I have another concern, the Realm.compactRealm() call is proportional to the file size and I notice it takes approx. 1 second per 1mb of realm file to complete. I am thinking of alternatives to this process on app launch in order to make sure the db is compact, however even writeEncryptedCopyTo is taking the same amount of time (give or gave a few 100 milliseconds). Can you give me any suggestions as per how I can speed up login times for our users if compactRealm takes 1second/mb?
Thanks,
Abhishek
There isn't really a way to speed that up. Compacting require reading all the data on disk and writing it back down. Instead of compacting on startup, I would look into scheduling it at regular intervals when the app isn't running or when it is about to be closed.
@cmelchior Yea I agree that there isn't a way to speed up compaction. However I want to know if there is a way to perform auto compaction when a certain threshold is reached.
I will try setting up compaction when app is about to be closed or when the app isn't running at all (however the user properties are not available so I don't think I will be able to load the realm config for the user database) so it might not be possible to compact when the app isn't running at all.

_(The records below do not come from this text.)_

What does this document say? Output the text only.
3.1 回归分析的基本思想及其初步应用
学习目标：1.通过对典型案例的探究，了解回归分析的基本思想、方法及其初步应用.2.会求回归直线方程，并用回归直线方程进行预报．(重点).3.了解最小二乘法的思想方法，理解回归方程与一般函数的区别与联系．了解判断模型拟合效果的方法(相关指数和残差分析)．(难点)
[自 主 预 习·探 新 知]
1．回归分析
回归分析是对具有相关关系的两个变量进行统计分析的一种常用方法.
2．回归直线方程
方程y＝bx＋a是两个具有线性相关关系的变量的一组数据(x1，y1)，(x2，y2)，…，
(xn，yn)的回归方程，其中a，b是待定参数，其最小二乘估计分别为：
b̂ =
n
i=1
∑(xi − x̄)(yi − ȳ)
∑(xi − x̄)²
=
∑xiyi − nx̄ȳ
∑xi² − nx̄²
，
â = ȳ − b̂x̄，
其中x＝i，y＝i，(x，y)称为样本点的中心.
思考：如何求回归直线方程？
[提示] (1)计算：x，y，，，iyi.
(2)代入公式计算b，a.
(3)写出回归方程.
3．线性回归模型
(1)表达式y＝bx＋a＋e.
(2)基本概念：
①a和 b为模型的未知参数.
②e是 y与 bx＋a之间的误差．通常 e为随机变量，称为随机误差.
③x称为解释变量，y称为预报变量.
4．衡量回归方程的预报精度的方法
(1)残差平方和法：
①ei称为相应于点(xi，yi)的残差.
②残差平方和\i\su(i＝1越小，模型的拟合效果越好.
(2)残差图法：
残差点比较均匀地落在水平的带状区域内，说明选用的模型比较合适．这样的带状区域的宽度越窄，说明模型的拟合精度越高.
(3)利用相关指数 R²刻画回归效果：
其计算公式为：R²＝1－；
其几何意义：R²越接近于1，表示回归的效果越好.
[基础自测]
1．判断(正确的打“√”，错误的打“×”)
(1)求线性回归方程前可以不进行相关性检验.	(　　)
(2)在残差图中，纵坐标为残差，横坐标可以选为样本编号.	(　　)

You can add a custom CompactOnLaunchListener which gives you some more information the Realm file: https://realm.io/docs/java/5.0.0/api/io/realm/RealmConfiguration.Builder.html#compactOnLaunch-io.realm.CompactOnLaunchCallback-
We have run the benchmark on the latest releases with a Xiaomi 9T Pro. We can see a considerable reduction for the first initialization call:
---------
3.7.2
---------
133ms
---------
5.15.2
---------
159ms
176ms
151ms
---------
6.1.0
---------
138ms
186ms
110ms
113ms
190ms
---------
7.0.5
---------
74ms
67ms
58ms
52ms
75ms
---------
10.0.0
---------
86ms
103ms
37ms
59ms
55ms
104ms
Closing this issue, please reopen if you experience lag again on the first initialization.